Arafura Rare Earths
- Type: Public
- Traded as: ASX: ARU
- Industry: Mining
- Headquarters: Perth, Western Australia
- Area served: Australia
- Key people: Darryl Cuzzubbo (CEO)
- Products: Rare-earth metals
- Website: www.arultd.com

= Arafura Rare Earths =

Australian mining company

Arafura Rare Earths Ltd, formerly Arafura Resources, is an Australian mining company headquartered in Perth, Western Australia. Its flagship project is the Nolans Rare Earths Project, located in Central Australia, which is dedicated to mining and production of rare-earth elements.

==History==
Arafura Resources was listed on the Australian Stock Exchange in 2003. The company was renamed Arafura Rare Earths Ltd in October 2022.

==Description and operations==
Arafura Rare Earths has its headquarters in Perth, Western Australia. As of May 2026, Darryl Cuzzubbo is CEO of the company.

The Australian Government as well as mining magnate Gina Rinehart have invested heavily in the project.

==Nolans Project==
The company's flagship project is the Nolans Rare Earths Project (also known as the Nolans Bore Rare Earths Project), 135 km north of Alice Springs in the Northern Territory. As of 2025 the mine and refinery are still under development, having received support from the Australian Government in the form of an AU$840 million loan and grants package in 2024. In January 2025, the project received a further AU$200m of funding from the government.

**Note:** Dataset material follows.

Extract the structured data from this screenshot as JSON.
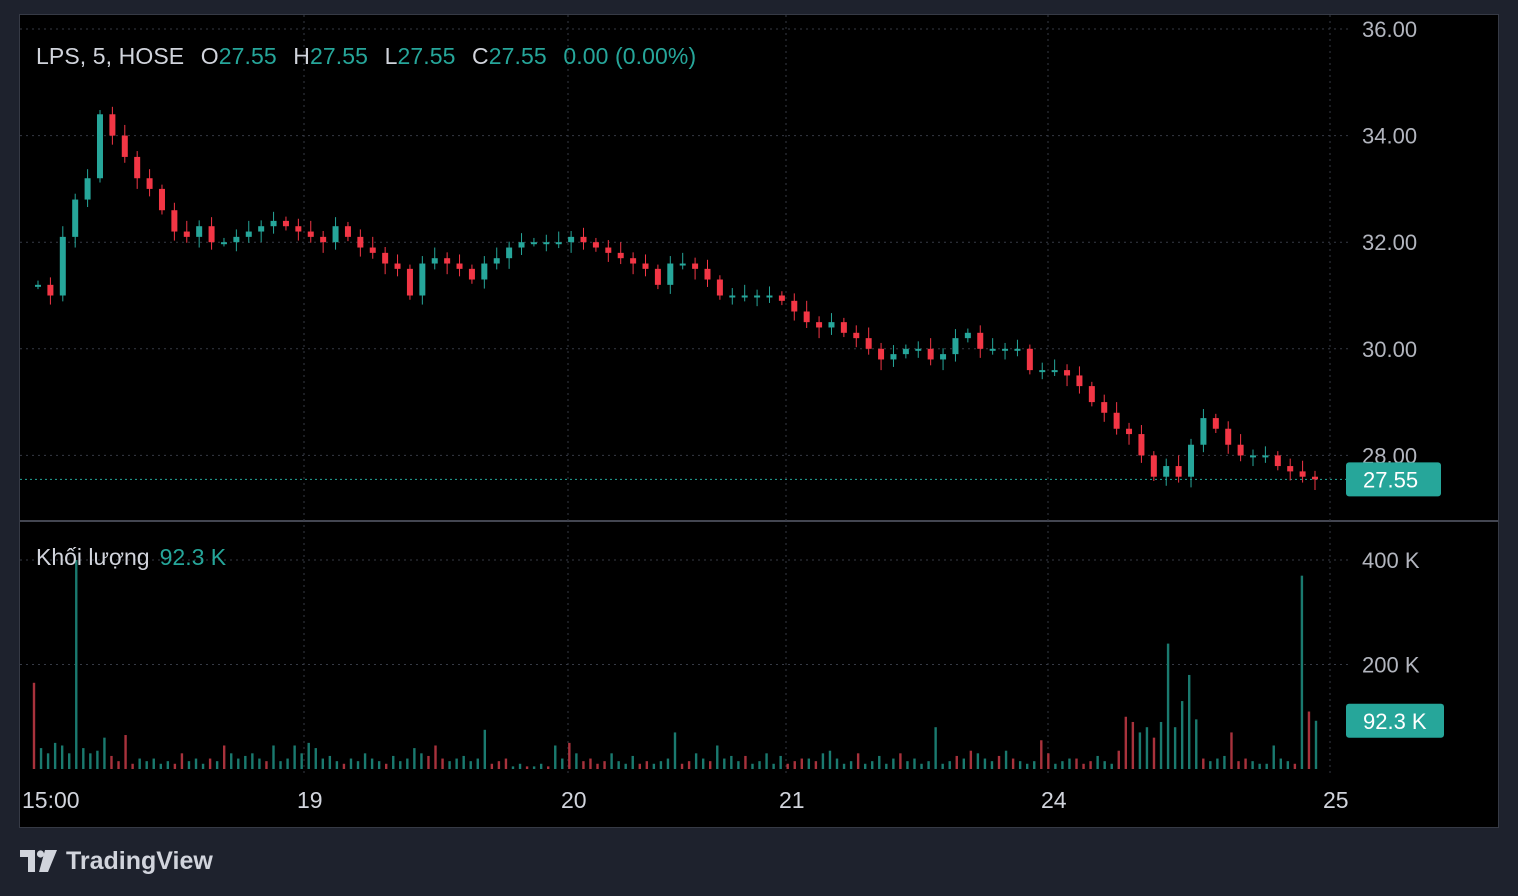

The Nolans Bore rare-earths-phosphate-uranium-thorium (REE-P-U-Th) deposit is its main asset, being one of the largest and most intensively explored deposits of its type globally. It will include a mine and processing plant, along with related infrastructure, at the site, making it the first "ore-to-oxide" rare earths facility in Australia.

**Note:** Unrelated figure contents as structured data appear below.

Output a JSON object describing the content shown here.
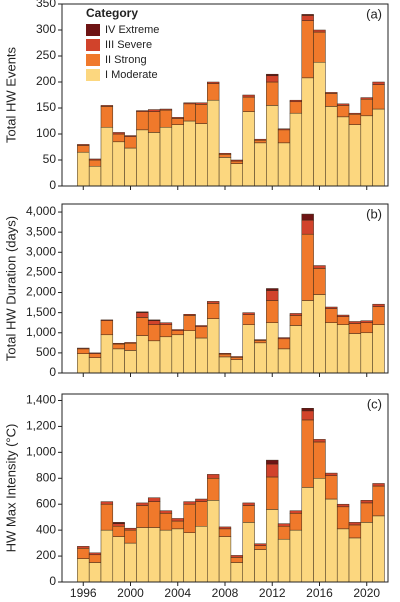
{
  "chart_data": [
    {
      "type": "bar",
      "stacked": true,
      "panel_label": "(a)",
      "ylabel": "Total HW Events",
      "legend_title": "Category",
      "legend": "upper-left",
      "x": [
        1996,
        1997,
        1998,
        1999,
        2000,
        2001,
        2002,
        2003,
        2004,
        2005,
        2006,
        2007,
        2008,
        2009,
        2010,
        2011,
        2012,
        2013,
        2014,
        2015,
        2016,
        2017,
        2018,
        2019,
        2020,
        2021
      ],
      "xlim": [
        1994.2,
        2021.8
      ],
      "xticks": [
        1996,
        2000,
        2004,
        2008,
        2012,
        2016,
        2020
      ],
      "ylim": [
        0,
        350
      ],
      "yticks": [
        0,
        50,
        100,
        150,
        200,
        250,
        300,
        350
      ],
      "series": [
        {
          "name": "I Moderate",
          "color": "#fcd77f",
          "values": [
            65,
            38,
            113,
            85,
            73,
            108,
            103,
            113,
            118,
            125,
            120,
            165,
            55,
            43,
            143,
            83,
            155,
            83,
            140,
            208,
            238,
            153,
            133,
            118,
            135,
            148
          ]
        },
        {
          "name": "II Strong",
          "color": "#f0792b",
          "values": [
            13,
            12,
            40,
            15,
            22,
            35,
            40,
            33,
            12,
            33,
            37,
            32,
            6,
            5,
            28,
            5,
            45,
            25,
            22,
            110,
            58,
            25,
            22,
            20,
            32,
            47
          ]
        },
        {
          "name": "III Severe",
          "color": "#d1432b",
          "values": [
            2,
            2,
            2,
            3,
            2,
            2,
            4,
            2,
            2,
            2,
            3,
            3,
            2,
            2,
            4,
            2,
            12,
            2,
            3,
            10,
            4,
            2,
            3,
            2,
            3,
            5
          ]
        },
        {
          "name": "IV Extreme",
          "color": "#6e1414",
          "values": [
            0,
            0,
            0,
            0,
            0,
            0,
            0,
            0,
            0,
            0,
            0,
            0,
            0,
            0,
            0,
            0,
            3,
            0,
            0,
            2,
            0,
            0,
            0,
            0,
            0,
            0
          ]
        }
      ]
    },
    {
      "type": "bar",
      "stacked": true,
      "panel_label": "(b)",
      "ylabel": "Total HW Duration (days)",
      "x": [
        1996,
        1997,
        1998,
        1999,
        2000,
        2001,
        2002,
        2003,
        2004,
        2005,
        2006,
        2007,
        2008,
        2009,
        2010,
        2011,
        2012,
        2013,
        2014,
        2015,
        2016,
        2017,
        2018,
        2019,
        2020,
        2021
      ],
      "xlim": [
        1994.2,
        2021.8
      ],
      "xticks": [
        1996,
        2000,
        2004,
        2008,
        2012,
        2016,
        2020
      ],
      "ylim": [
        0,
        4200
      ],
      "yticks": [
        0,
        500,
        {
          "value": 1000,
          "label": "1,000"
        },
        {
          "value": 1500,
          "label": "1,500"
        },
        {
          "value": 2000,
          "label": "2,000"
        },
        {
          "value": 2500,
          "label": "2,500"
        },
        {
          "value": 3000,
          "label": "3,000"
        },
        {
          "value": 3500,
          "label": "3,500"
        },
        {
          "value": 4000,
          "label": "4,000"
        }
      ],
      "series": [
        {
          "name": "I Moderate",
          "color": "#fcd77f",
          "values": [
            480,
            380,
            950,
            600,
            560,
            930,
            800,
            900,
            950,
            1050,
            870,
            1350,
            400,
            330,
            1200,
            750,
            1250,
            600,
            1180,
            1800,
            1950,
            1250,
            1200,
            980,
            1000,
            1200
          ]
        },
        {
          "name": "II Strong",
          "color": "#f0792b",
          "values": [
            120,
            100,
            350,
            120,
            180,
            450,
            400,
            300,
            100,
            380,
            280,
            380,
            70,
            60,
            250,
            60,
            550,
            250,
            250,
            1650,
            650,
            350,
            200,
            250,
            250,
            450
          ]
        },
        {
          "name": "III Severe",
          "color": "#d1432b",
          "values": [
            20,
            20,
            20,
            20,
            20,
            120,
            100,
            50,
            30,
            30,
            30,
            50,
            20,
            20,
            50,
            20,
            250,
            30,
            50,
            350,
            70,
            40,
            40,
            50,
            50,
            60
          ]
        },
        {
          "name": "IV Extreme",
          "color": "#6e1414",
          "values": [
            0,
            0,
            0,
            0,
            0,
            20,
            20,
            0,
            0,
            0,
            0,
            0,
            0,
            0,
            0,
            0,
            50,
            0,
            0,
            150,
            0,
            0,
            0,
            0,
            0,
            0
          ]
        }
      ]
    },
    {
      "type": "bar",
      "stacked": true,
      "panel_label": "(c)",
      "ylabel": "HW Max Intensity (°C)",
      "x": [
        1996,
        1997,
        1998,
        1999,
        2000,
        2001,
        2002,
        2003,
        2004,
        2005,
        2006,
        2007,
        2008,
        2009,
        2010,
        2011,
        2012,
        2013,
        2014,
        2015,
        2016,
        2017,
        2018,
        2019,
        2020,
        2021
      ],
      "xlim": [
        1994.2,
        2021.8
      ],
      "xticks": [
        1996,
        2000,
        2004,
        2008,
        2012,
        2016,
        2020
      ],
      "ylim": [
        0,
        1450
      ],
      "yticks": [
        0,
        200,
        400,
        600,
        800,
        {
          "value": 1000,
          "label": "1,000"
        },
        {
          "value": 1200,
          "label": "1,200"
        },
        {
          "value": 1400,
          "label": "1,400"
        }
      ],
      "series": [
        {
          "name": "I Moderate",
          "color": "#fcd77f",
          "values": [
            180,
            150,
            400,
            350,
            300,
            420,
            420,
            400,
            410,
            380,
            430,
            630,
            350,
            150,
            460,
            250,
            560,
            330,
            400,
            730,
            800,
            640,
            410,
            340,
            460,
            510
          ]
        },
        {
          "name": "II Strong",
          "color": "#f0792b",
          "values": [
            80,
            60,
            200,
            80,
            100,
            170,
            200,
            130,
            60,
            220,
            190,
            170,
            60,
            40,
            130,
            30,
            250,
            100,
            130,
            520,
            280,
            180,
            170,
            100,
            150,
            230
          ]
        },
        {
          "name": "III Severe",
          "color": "#d1432b",
          "values": [
            15,
            15,
            20,
            20,
            15,
            20,
            30,
            20,
            20,
            20,
            20,
            30,
            15,
            15,
            20,
            15,
            100,
            20,
            20,
            70,
            20,
            20,
            20,
            20,
            20,
            20
          ]
        },
        {
          "name": "IV Extreme",
          "color": "#6e1414",
          "values": [
            0,
            0,
            0,
            10,
            0,
            0,
            0,
            0,
            0,
            0,
            0,
            0,
            0,
            0,
            0,
            0,
            30,
            0,
            0,
            20,
            0,
            0,
            0,
            0,
            0,
            0
          ]
        }
      ]
    }
  ]
}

The project is particularly focused on neodymium and praseodymium (NdPr), which are crucial for technologies such as EVs and wind turbines. Arafura intends to become a leading global supplier of NdPr oxide, with the site being one of the world's largest undeveloped sources of these rare-earth elements. The project will be the first Australian fully-integrated mining and rare-earth separation project, and may potentially supply up to 4% of the world's magnet rare earths.

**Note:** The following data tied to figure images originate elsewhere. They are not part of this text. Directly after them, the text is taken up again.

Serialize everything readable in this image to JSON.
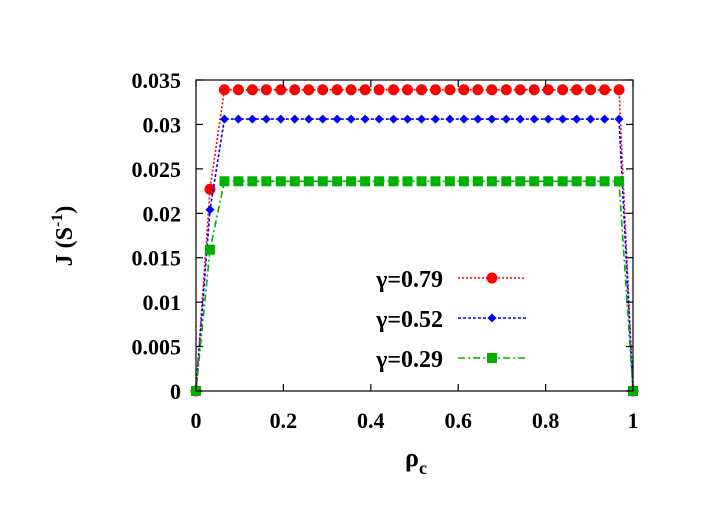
{
  "chart_data": {
    "type": "line",
    "xlabel": "ρ",
    "xlabel_sub": "c",
    "ylabel": "J (S",
    "ylabel_sup": "-1",
    "ylabel_close": ")",
    "xlim": [
      0,
      1
    ],
    "ylim": [
      0,
      0.035
    ],
    "x_ticks": [
      "0",
      "0.2",
      "0.4",
      "0.6",
      "0.8",
      "1"
    ],
    "y_ticks": [
      "0",
      "0.005",
      "0.01",
      "0.015",
      "0.02",
      "0.025",
      "0.03",
      "0.035"
    ],
    "legend_position": "center-right",
    "grid": false,
    "series": [
      {
        "name": "γ=0.79",
        "color": "#ff0000",
        "marker": "circle",
        "x": [
          0,
          0.032,
          0.065,
          0.097,
          0.129,
          0.161,
          0.194,
          0.226,
          0.258,
          0.29,
          0.323,
          0.355,
          0.387,
          0.419,
          0.452,
          0.484,
          0.516,
          0.548,
          0.581,
          0.613,
          0.645,
          0.677,
          0.71,
          0.742,
          0.774,
          0.806,
          0.839,
          0.871,
          0.903,
          0.935,
          0.968,
          1.0
        ],
        "values": [
          0,
          0.0227,
          0.0339,
          0.0339,
          0.0339,
          0.0339,
          0.0339,
          0.0339,
          0.0339,
          0.0339,
          0.0339,
          0.0339,
          0.0339,
          0.0339,
          0.0339,
          0.0339,
          0.0339,
          0.0339,
          0.0339,
          0.0339,
          0.0339,
          0.0339,
          0.0339,
          0.0339,
          0.0339,
          0.0339,
          0.0339,
          0.0339,
          0.0339,
          0.0339,
          0.0339,
          0
        ]
      },
      {
        "name": "γ=0.52",
        "color": "#0000ff",
        "marker": "diamond",
        "x": [
          0,
          0.032,
          0.065,
          0.097,
          0.129,
          0.161,
          0.194,
          0.226,
          0.258,
          0.29,
          0.323,
          0.355,
          0.387,
          0.419,
          0.452,
          0.484,
          0.516,
          0.548,
          0.581,
          0.613,
          0.645,
          0.677,
          0.71,
          0.742,
          0.774,
          0.806,
          0.839,
          0.871,
          0.903,
          0.935,
          0.968,
          1.0
        ],
        "values": [
          0,
          0.0204,
          0.0306,
          0.0306,
          0.0306,
          0.0306,
          0.0306,
          0.0306,
          0.0306,
          0.0306,
          0.0306,
          0.0306,
          0.0306,
          0.0306,
          0.0306,
          0.0306,
          0.0306,
          0.0306,
          0.0306,
          0.0306,
          0.0306,
          0.0306,
          0.0306,
          0.0306,
          0.0306,
          0.0306,
          0.0306,
          0.0306,
          0.0306,
          0.0306,
          0.0306,
          0
        ]
      },
      {
        "name": "γ=0.29",
        "color": "#00b000",
        "marker": "square",
        "x": [
          0,
          0.032,
          0.065,
          0.097,
          0.129,
          0.161,
          0.194,
          0.226,
          0.258,
          0.29,
          0.323,
          0.355,
          0.387,
          0.419,
          0.452,
          0.484,
          0.516,
          0.548,
          0.581,
          0.613,
          0.645,
          0.677,
          0.71,
          0.742,
          0.774,
          0.806,
          0.839,
          0.871,
          0.903,
          0.935,
          0.968,
          1.0
        ],
        "values": [
          0,
          0.0159,
          0.0236,
          0.0236,
          0.0236,
          0.0236,
          0.0236,
          0.0236,
          0.0236,
          0.0236,
          0.0236,
          0.0236,
          0.0236,
          0.0236,
          0.0236,
          0.0236,
          0.0236,
          0.0236,
          0.0236,
          0.0236,
          0.0236,
          0.0236,
          0.0236,
          0.0236,
          0.0236,
          0.0236,
          0.0236,
          0.0236,
          0.0236,
          0.0236,
          0.0236,
          0
        ]
      }
    ]
  }
}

With an initial mine life of 38 years and a valuable phosphoric acid by-product, Nolans is intended to be a long-life, low-cost operation producing NdPr oxide. The project was given the go-ahead to begin construction of the mine by the Albanese government in May 2026. The government will buy up to 500 tonnes of NdPr oxide per year using funds from its Critical Minerals Strategic Reserve, and Arafura also has contracts to supply several international companies, including Hyundai, Kia, Siemens Gamesa and Traxys, an American commodities trading company.